What the Funding Will Be Used For — And What Comes Next
With €1.2 million in pre-seed AI funding secured, ManaMind has laid out a clear set of priorities for deploying the capital. The company plans to expand its engineering team, bringing in additional talent to accelerate the development of its proprietary models and deepen the platform's capabilities. It will also use the funds to support expansion into key international markets — a logical next step given that the gaming industry is a global one, with major studios and publishers concentrated in the UK, continental Europe, North America, and Asia.
The design partnerships already in place with Included Games and Crazy Labs will play an important role in this phase of development. These relationships give ManaMind direct access to real-world testing environments, real development workflows, and real feedback loops that will shape how the product evolves. For a company at the pre-seed stage, having paying or engaged design partners is a significant indicator of product-market fit and commercial viability.
Looking further ahead, Kostadinov has made clear that gaming is a launchpad rather than a ceiling for ManaMind's ambitions. The company's stated long-term vision is to build the autonomous testing layer not just for video games but for all software — and ultimately for robotics. This is a bold but logical progression. The core capability that ManaMind is building — AI agents that can reliably navigate complex visual environments and identify failures within them — has obvious applications in any context where traditional automated testing falls short. Software interfaces, physical robot systems, and any environment that is too dynamic for scripted test automation all represent potential future markets.

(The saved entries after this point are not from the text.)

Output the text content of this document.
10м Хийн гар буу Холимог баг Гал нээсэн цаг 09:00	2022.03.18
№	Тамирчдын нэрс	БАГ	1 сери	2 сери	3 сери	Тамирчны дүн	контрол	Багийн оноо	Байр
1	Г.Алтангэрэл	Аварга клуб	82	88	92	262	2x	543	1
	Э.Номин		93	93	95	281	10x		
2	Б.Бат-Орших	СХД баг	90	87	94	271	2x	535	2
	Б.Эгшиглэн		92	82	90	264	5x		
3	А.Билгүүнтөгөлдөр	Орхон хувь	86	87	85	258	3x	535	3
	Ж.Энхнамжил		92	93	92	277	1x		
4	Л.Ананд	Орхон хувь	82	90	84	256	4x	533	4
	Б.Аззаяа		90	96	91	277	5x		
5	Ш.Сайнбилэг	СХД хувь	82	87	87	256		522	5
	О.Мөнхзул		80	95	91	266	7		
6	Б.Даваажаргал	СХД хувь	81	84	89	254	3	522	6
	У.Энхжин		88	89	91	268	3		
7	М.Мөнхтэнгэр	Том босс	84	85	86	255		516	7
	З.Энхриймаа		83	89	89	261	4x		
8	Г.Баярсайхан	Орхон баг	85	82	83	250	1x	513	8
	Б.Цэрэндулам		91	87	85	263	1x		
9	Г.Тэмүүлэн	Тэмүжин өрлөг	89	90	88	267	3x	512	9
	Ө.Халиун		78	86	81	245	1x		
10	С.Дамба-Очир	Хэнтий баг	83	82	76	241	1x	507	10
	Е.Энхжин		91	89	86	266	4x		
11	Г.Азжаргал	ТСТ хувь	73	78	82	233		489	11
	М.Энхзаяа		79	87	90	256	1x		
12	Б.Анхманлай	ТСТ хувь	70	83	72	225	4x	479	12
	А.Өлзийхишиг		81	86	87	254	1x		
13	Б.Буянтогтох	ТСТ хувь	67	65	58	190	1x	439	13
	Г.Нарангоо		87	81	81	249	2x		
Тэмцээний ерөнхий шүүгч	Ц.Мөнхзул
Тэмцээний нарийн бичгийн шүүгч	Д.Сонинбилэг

This kind of platform thinking, where an initial vertical use case serves as the proving ground for a broader horizontal capability, is a well-trodden path in enterprise software. What makes ManaMind's version of it credible is that the gaming use case is genuinely hard. If the company can build agents that reliably test games, it will have demonstrated a level of visual reasoning and adaptive behaviour that translates directly into adjacent industries. The €1.2 million raised in this round is the fuel for that foundational work.
For anyone tracking AI funding news in the European startup ecosystem, ManaMind is a name worth keeping on the radar. The combination of a clear pain point, a differentiated technical approach, strong early investor backing from Sure Valley Ventures, and a founding team that appears to have both the vision and the domain expertise to execute makes this one of the more interesting pre-seed stories to emerge from the UK tech scene in 2026. The games industry has needed a genuinely autonomous testing solution for years. ManaMind may well be the team that delivers it.